Why Public: Results must be auditable and reproducible across the swarm.

Example 2: Multi-Agent Software Build Pipeline

Public Shared Memory
  • artifacts/build_#842/output_hash — Verify everyone is testing the same binary.
  • tests/build_#842/test_results.json — Shared pass/fail visibility.
  • deployments/build_#842/status — Coordination and rollback safety.
Private (Per-Agent)
  • Local debugging notes
  • Optimization heuristics
  • Tool invocation order

Why Public: Build integrity depends on shared, verifiable artifacts.

Example 3: Agentic Marketplace Transaction

Public Shared Memory
  • contracts/task_771/terms_v1 — Prevent post-hoc disputes.
  • execution/task_771/completion_proof — Objective verification of work done.
  • settlement/task_771/payment_receipt — Reputation and economic trust.
Private (Per-Agent)
  • Pricing strategy
  • Internal cost models
  • Future bidding intent

Why Public: Markets collapse without transparent execution and settlement records.

Why is immutable storage NOT always the answer?

Immutable storage is ideal for data that must be preserved indefinitely. However, not all information requires true immutability. For example, transaction history should be immutable to maintain ledger correctness, but account-related information can remain mutable while keeping historical records for auditing purposes.
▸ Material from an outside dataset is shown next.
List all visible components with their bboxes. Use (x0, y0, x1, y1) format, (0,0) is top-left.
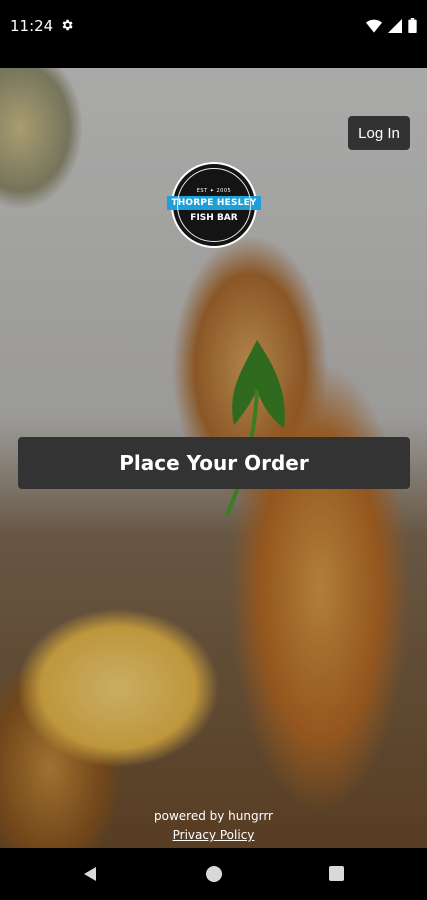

A hybrid approach works best: mutable storage with immutable history. SKALE’s native file storage system supports this by storing file chunks on-chain. Files not marked immutable can be updated or replaced, while historical chunks remain accessible for reconstruction.

Who pays for storage in a public, shared system?

Agents pay for storage, with costs passed to their operators. Operators can then pass on costs to end users if necessary. This mirrors how most software services operate today.

Conclusion

Building a shared memory layer on SKALE File Storage is straightforward and could enable memory sharing within and across groups of agents. By default, storage is mutable and public, with optional encryption on upload, creating partitioned memory for a growing agentic economy.

This is an opinionated perspective. While real-world constraints may limit implementation, exploring how an autonomous economy shares data and information is essential to making it a reality.

Sawyer (TheGreatAxios) is VP of Developer Success at SKALE and an AI Engineer building agents and agentic platforms.